Катрин, страдая, сдернула косынку, натянула фуражку — оказалась в самый раз.
…- Мы непоколебимо уверены в скором падении шайки предателей…, - рвал правду оратор, а взгляд его неудержимо восходил вправо вверх — к бредовому балкону. Нет там никого, нет. Нужно взглянуть, убедиться, сконцентрироваться на речи…
Были. Оба. По-товарищески укрытые одним пледом, Ульянов-Ленин обвиняющее указывал на трибуну и что-то втолковывал бывшему монарху, тот, склонив голову и облокотившись о перила, согласно кивал фуражкой. Рядом с беседующими стояла бутылка шампанского с невыносимо яркой, пошлой наклейкой. Это заговор. Противоестественный, наглый, чудовищный заговор!
Глядя в глаза оратора со своей балконной вершины, вождь большевиков подмигнул и издевательским помахал-поприветствовал рукой, на кисти — неожиданно широкой, с весло размером — отчетливо мелькнул криво вытатуированный якорь.
В глазах Александра Федоровича потемнело…
— Врача, врача! — кричали внизу, у трибуны копошились люди, пытавшиеся поднять рухнувшего оратора.
— Это, гкстати, нас кличут, — Лоуд поспешно упихивала в саквояж реквизиторское одеяло. — Сестрица, вы бы оптимистичнее на мир смотрели. А то больной вас узрит, так ему вообще «моменто морэ» приглючится.
Бессознательную жертву перехватили уже на лестнице. Павшего на посту министра-председателя несли в два десятка рук.
— Ну куда вы таг, куда? — издали завопил л-эскулап. — Явный гипертонический гриз, а вы головой вперед. Ногами, ногами нужно. Кровь не скгущайте. В автомобиль и мою гклинику немедля! Сестра, дверь шире! Адъюгтант, в сторону!
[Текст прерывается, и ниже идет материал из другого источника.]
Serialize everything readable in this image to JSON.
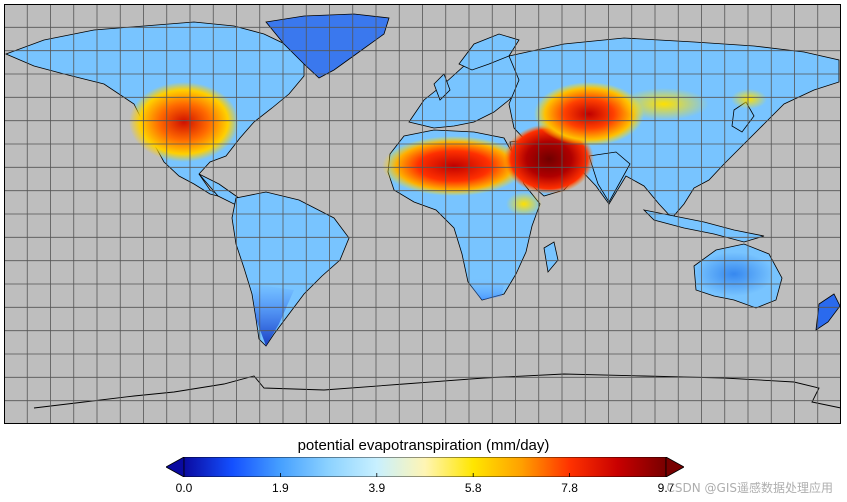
{
  "map": {
    "ocean_color": "#bebebe",
    "grid_color": "#555555",
    "grid_lon_step": 10,
    "grid_lat_step": 10,
    "lon_range": [
      -180,
      180
    ],
    "lat_range": [
      -90,
      90
    ],
    "coastline_color": "#000000"
  },
  "colorbar": {
    "title": "potential evapotranspiration (mm/day)",
    "ticks": [
      "0.0",
      "1.9",
      "3.9",
      "5.8",
      "7.8",
      "9.7"
    ],
    "colormap": [
      "#0a0aa0",
      "#1450ff",
      "#46a0ff",
      "#8cd2ff",
      "#c8f0ff",
      "#fff5b4",
      "#ffe600",
      "#ffa000",
      "#ff3200",
      "#c80000",
      "#780000"
    ],
    "extend": "both"
  },
  "watermark": "CSDN @GIS遥感数据处理应用"
}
Растрясете, глупый вы человег.
На появление больного Колька-шофер и глазом не моргнул.
— Куда?
— Да в Зимний сначала кати, — л-врач спихнул с подножки адъютанта. — Вы, вашблогородь, во дворце догоните. Больному полотенгце, зубную щетгу, полис медстрахования взять надобно. В нашей гклинике с этим строго.
«Лорин» рванул по мостовой, следом бежали офицеры и парламентарии, что-то кричали.
— А ты откуда про карту медстраховки знаешь? — туповато поинтересовалась Катрин, вновь выведенная из равновесия бешеным аллюром хромоного-скачущих событий.
— Что ж я, вообще туповатое? — оскорбился л-доктор. — В научных целях проходил диспансеризацию и общее обследование. Вообще-то, меня больше УЗИ интересовало, но все равно в регистратуре всякими формальностями замучили. Бюрократы! Попозже расскажу. Вы, сестра, велите кучеру остановиться.
Катрин сообразила, что Колька видит незнакомого пожилого врача, что не совсем удобно.
Остановились, врач, ворча, отправился во тьму.
— Николай, у тебя вода есть? — спросила Катрин, с тревогой глядя на бледное лицо Керенского — тот лежал, откинувшись на спинку автомобильного дивана и в сознание приходить не спешил.
— А как же, — юный водитель пошарил под сиденьем и извлек чудовищного вида жестяную флягу. — Катерина Олеговна, а этот гражданин на кого-то похож. Особенно прической.